None of it seemed normal, but I couldn't quite remember the right word to describe it.
Danger.
Right. That was it. Danger. I was in danger.
A moving target is harder to hit.
I pushed open the passenger door and stumbled out of the car, choking on dust. Another car wreck? Man, Mike was going to charge me a small fortune to fix the Blue Beetle this time. Did I have the money in the bank? I couldn't remember whether I'd deposited my last stipend check from the Wardens.
No, wait. The car I'd just gotten out of wasn't the Blue Beetle, my trusty old Volkswagen Bug that had died in the line of duty. It was the creepy Herman Munster hot rod my boss had gotten m-
My brain finished rebooting, and things snapped back into focus; someone had just tried to bomb me back into the Stone Age.

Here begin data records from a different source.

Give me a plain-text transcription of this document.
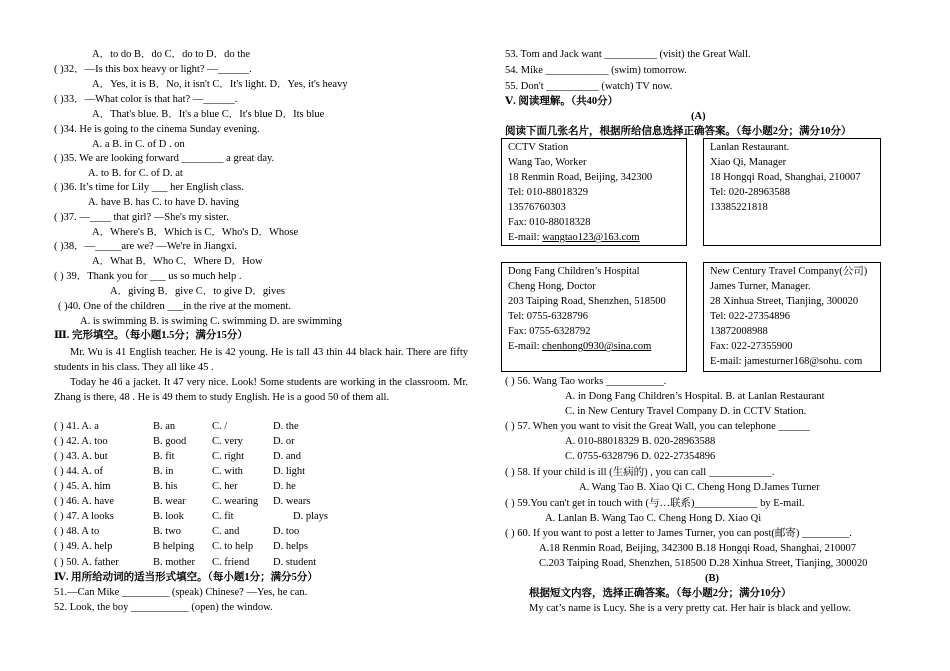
A．to do B．do C．do to D．do the
( )32．—Is this box heavy or light? —______.
A．Yes, it is B．No, it isn't C．It's light. D．Yes, it's heavy
( )33．—What color is that hat? —______.
A．That's blue. B．It's a blue C．It's blue D．Its blue
( )34. He is going to the cinema Sunday evening.
A. a B. in C. of D . on
( )35. We are looking forward ________ a great day.
A. to B. for C. of D. at
( )36. It’s time for Lily ___ her English class.
A. have B. has C. to have D. having
( )37. —____ that girl? —She's my sister.
A．Where's B．Which is C．Who's D．Whose
( )38．—_____are we? —We're in Jiangxi.
A．What B．Who C．Where D．How
( ) 39．Thank you for ___ us so much help .
A．giving B．give C．to give D．gives
( )40. One of the children ___in the rive at the moment.
A. is swimming B. is swiming C. swimming D. are swimming
Ⅲ. 完形填空。（每小题1.5分；满分15分）
Mr. Wu is 41 English teacher. He is 42 young. He is tall 43 thin 44 black hair. There are fifty students in his class. They all like 45 .
Today he 46 a jacket. It 47 very nice. Look! Some students are working in the classroom. Mr. Zhang is there, 48 . He is 49 them to study English. He is a good 50 of them all.
( ) 41. A. a	B. an	C. /	D. the
( ) 42. A. too	B. good C. very	D. or
( ) 43. A. but	B. fit	C. right	D. and
( ) 44. A. of	B. in	C. with	D. light
( ) 45. A. him	B. his	C. her	D. he
( ) 46. A. have	B. wear	C. wearing D. wears
( ) 47. A looks	B. look	C. fit	D. plays
( ) 48. A to	B. two	C. and	D. too
( ) 49. A. help	B helping C. to help D. helps
( ) 50. A. father	B. mother C. friend D. student
Ⅳ. 用所给动词的适当形式填空。（每小题1分；满分5分）
51.—Can Mike _________ (speak) Chinese? —Yes, he can.
52. Look, the boy ___________ (open) the window.
53. Tom and Jack want __________ (visit) the Great Wall.
54. Mike ____________ (swim) tomorrow.
55. Don't __________ (watch) TV now.
Ⅴ. 阅读理解。（共40分）
(A)
阅读下面几张名片，根据所给信息选择正确答案。（每小题2分；满分10分）
CCTV Station
Wang Tao, Worker
18 Renmin Road, Beijing, 342300
Tel: 010-88018329
13576760303
Fax: 010-88018328
E-mail: wangtao123@163.com
Lanlan Restaurant.
Xiao Qi, Manager
18 Hongqi Road, Shanghai, 210007
Tel: 020-28963588
13385221818
Dong Fang Children’s Hospital
Cheng Hong, Doctor
203 Taiping Road, Shenzhen, 518500
Tel: 0755-6328796
Fax: 0755-6328792
E-mail: chenhong0930@sina.com
New Century Travel Company(公司)
James Turner, Manager.
28 Xinhua Street, Tianjing, 300020
Tel: 022-27354896
13872008988
Fax: 022-27355900
E-mail: jamesturner168@sohu. com
( ) 56. Wang Tao works ___________.
A. in Dong Fang Children’s Hospital. B. at Lanlan Restaurant
C. in New Century Travel Company D. in CCTV Station.
( ) 57. When you want to visit the Great Wall, you can telephone ______
A. 010-88018329 B. 020-28963588
C. 0755-6328796 D. 022-27354896
( ) 58. If your child is ill (生病的) , you can call ____________.
A. Wang Tao B. Xiao Qi C. Cheng Hong D.James Turner
( ) 59.You can't get in touch with (与…联系)____________ by E-mail.
A. Lanlan B. Wang Tao C. Cheng Hong D. Xiao Qi
( ) 60. If you want to post a letter to James Turner, you can post(邮寄) _________.
A.18 Renmin Road, Beijing, 342300 B.18 Hongqi Road, Shanghai, 210007
C.203 Taiping Road, Shenzhen, 518500 D.28 Xinhua Street, Tianjing, 300020
(B)
根据短文内容，选择正确答案。（每小题2分；满分10分）
My cat’s name is Lucy. She is a very pretty cat. Her hair is black and yellow.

I shook my head, gagging on dust, then dragged the Redcap's hat down off my head and over my mouth as a dust mask. The Caddy was up on the curb and had hit a building. The building had gotten the worst of it. One of the Caddy's headlights was out, its front fender crumpled a bit, and the passenger door had been thrown open, but otherwise the car was fine. Maybe ten or twelve square feet of brick wall had fallen out, some of it onto the hood, some of it onto the sidewalk. I looked around. It was hard to see through the dust. There were a lot of busted-up walls. Several small fires. A streetlight had come swinging down from the line that supported it-that was where the sparking cables came from.
Lights still darted and flickered randomly, and I blinked, trying to clear the stars away. But stars in the vision were usually white and silver. These were orange and red, like the embers of a fire.
Then one of those lights pivoted in midair and flashed toward my eyes. I jerked away from it, still clumsy, and a sudden spike of agony burned through my face.
I screamed and staggered to one knee. Something had gone through my cheek and was still there, tacking the damned Cincinnati cap to my face. I reached for it on instinct, but before I could get to it, pain exploded from my back, from the fresh wounds there, from my bruised hands, from my throat where the Redcap had nearly crushed it.
That did put me on the ground. It was too much to process, much less ignore. I reacted on blind animal instinct, swiping at the most intense source of pain with my paw. There was another flash of agony, and suddenly the hat came away from my face. A bloodied nail a good four inches long fell away with the hat, its last two inches bloodied, its other end swathed in duct tape.